Los Angeles duo Girlpool deliver one of the year’s simplest albums in the form of ‘Before The World Was Big’. The band’s sound is chiselled down to the most basic form, consisting of just guitar and bass, and dual vocals of Tucker Tividad.
Featuring just ten tracks and crawling in at just 24 minutes, ‘Before The World Was Big’ feels more like an EP than an album. But the duo keeps it simple and direct with steady rhythms and basic structures.

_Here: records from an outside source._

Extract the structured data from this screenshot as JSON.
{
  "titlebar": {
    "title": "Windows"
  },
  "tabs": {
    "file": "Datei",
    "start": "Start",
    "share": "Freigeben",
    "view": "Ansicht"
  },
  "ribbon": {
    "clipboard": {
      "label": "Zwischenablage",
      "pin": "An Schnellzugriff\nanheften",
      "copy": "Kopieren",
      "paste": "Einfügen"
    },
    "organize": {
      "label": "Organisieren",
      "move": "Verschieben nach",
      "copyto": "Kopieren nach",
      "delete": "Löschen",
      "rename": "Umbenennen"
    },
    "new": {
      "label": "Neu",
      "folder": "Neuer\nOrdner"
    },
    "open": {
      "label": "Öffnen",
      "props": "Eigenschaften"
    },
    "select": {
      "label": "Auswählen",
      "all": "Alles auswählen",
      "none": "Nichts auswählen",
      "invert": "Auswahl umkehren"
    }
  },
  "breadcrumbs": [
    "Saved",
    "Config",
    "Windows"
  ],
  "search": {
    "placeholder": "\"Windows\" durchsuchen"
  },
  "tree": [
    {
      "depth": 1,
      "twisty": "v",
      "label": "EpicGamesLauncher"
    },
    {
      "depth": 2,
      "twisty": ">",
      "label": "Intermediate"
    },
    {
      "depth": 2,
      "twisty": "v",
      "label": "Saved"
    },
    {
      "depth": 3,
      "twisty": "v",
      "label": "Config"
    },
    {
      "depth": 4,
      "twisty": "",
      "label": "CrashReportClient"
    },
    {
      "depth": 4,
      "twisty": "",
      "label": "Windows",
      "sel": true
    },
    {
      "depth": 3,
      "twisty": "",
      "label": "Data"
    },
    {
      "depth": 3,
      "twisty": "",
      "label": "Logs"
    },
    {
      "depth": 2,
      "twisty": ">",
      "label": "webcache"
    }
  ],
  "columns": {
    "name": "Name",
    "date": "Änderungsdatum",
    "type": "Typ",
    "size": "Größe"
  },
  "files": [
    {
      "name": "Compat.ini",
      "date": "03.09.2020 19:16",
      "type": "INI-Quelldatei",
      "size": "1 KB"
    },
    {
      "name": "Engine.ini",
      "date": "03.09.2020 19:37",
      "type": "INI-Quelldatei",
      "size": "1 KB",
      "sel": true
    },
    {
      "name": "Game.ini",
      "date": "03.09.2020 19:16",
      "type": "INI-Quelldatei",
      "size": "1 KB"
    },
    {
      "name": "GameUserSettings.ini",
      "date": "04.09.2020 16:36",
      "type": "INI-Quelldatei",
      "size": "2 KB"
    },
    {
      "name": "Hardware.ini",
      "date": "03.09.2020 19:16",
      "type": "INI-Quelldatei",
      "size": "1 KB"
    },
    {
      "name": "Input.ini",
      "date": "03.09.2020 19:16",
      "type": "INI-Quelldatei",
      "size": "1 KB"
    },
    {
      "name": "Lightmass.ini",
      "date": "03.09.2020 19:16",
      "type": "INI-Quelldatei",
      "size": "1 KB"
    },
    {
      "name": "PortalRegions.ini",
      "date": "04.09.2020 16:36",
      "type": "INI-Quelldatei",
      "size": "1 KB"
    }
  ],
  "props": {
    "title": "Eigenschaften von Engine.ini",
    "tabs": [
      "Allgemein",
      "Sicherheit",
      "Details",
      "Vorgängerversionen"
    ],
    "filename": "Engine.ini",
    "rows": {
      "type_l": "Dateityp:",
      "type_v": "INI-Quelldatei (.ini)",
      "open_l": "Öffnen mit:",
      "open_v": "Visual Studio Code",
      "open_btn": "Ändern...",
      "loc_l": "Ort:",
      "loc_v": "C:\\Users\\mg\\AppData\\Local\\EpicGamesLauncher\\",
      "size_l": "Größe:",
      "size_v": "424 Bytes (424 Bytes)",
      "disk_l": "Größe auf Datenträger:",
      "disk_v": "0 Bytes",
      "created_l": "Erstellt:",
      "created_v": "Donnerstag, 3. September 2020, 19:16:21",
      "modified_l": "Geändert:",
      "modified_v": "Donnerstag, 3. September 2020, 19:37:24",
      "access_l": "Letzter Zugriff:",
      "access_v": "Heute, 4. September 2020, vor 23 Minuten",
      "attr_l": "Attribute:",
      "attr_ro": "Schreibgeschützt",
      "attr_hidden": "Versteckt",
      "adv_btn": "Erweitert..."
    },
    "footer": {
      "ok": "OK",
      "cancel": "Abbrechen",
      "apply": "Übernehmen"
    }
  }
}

Ideal World plods along assuredly, with some lovely vocal interplay between Tucker and Tividad before a discordant guitar solo closes off the song in an aggressively off-kilter fashion. The sudden emergence of an angry guitar sound returns to add another dimension to Crowded Stranger with a distorted guitar crashing through a slow bassline half way through the track.

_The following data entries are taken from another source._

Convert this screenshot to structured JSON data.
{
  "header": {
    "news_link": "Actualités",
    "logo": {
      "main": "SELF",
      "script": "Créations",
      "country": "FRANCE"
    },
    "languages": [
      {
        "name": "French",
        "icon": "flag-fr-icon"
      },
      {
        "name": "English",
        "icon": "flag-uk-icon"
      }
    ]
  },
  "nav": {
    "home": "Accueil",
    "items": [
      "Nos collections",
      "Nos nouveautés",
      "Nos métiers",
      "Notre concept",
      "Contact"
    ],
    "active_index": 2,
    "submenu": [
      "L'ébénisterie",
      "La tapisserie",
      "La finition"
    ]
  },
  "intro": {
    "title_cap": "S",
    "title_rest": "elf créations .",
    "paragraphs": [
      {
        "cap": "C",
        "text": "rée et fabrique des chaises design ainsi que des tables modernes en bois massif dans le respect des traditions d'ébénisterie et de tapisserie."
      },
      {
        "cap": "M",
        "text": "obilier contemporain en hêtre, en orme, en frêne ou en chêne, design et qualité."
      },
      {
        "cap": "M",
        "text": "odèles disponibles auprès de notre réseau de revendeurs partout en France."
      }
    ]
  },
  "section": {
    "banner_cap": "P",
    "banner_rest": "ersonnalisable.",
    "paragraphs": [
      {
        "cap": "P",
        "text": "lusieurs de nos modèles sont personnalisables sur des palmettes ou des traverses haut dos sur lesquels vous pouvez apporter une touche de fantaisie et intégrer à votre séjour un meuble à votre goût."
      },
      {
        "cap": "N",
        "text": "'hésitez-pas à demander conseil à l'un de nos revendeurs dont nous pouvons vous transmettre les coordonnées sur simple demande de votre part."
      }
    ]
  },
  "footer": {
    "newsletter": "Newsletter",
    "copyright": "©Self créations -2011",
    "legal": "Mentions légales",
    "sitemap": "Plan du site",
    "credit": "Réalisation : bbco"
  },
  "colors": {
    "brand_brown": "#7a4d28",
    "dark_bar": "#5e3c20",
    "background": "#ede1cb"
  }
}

There’s plenty of slower tunes as well, with Dear Nora floating by much more softly with vocals whispered quietly as Girlpool make great use of their roomy sound to create a reassuring space.

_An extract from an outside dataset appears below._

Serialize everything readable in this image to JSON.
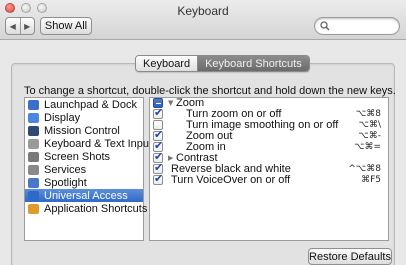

Before The World Was Big brightens things up a bit, and impresses with its insanely catchy hooks and nostalgic vocals. The band’s harmonies are one of their strongest features, but Girlpool avoid overusing these vocal embellishments. Instead they flit between singing in harmony and in unison, and they’re all the more effective because of this. The group tend to let their tunes bloom out from a steady start, with the likes of Cherry-Picking opening with some lonely guitar notes and gentle vocal lines before expanding with an insistent guitar riff and meaty bassline. It’s raw and brittle but startlingly honest and as always the vocal harmonies excel.
‘Before The World Was Big’ is a beautifully twee album that delivers tunes that bubble with energy as well as some much more chilled out moments. Girlpool make effective use of the space opened up by a lack of drums, and whether whispered or shouted the vocals are spellbinding. ‘Before The World Was Big’ may be short and sweet, but it lacks nothing.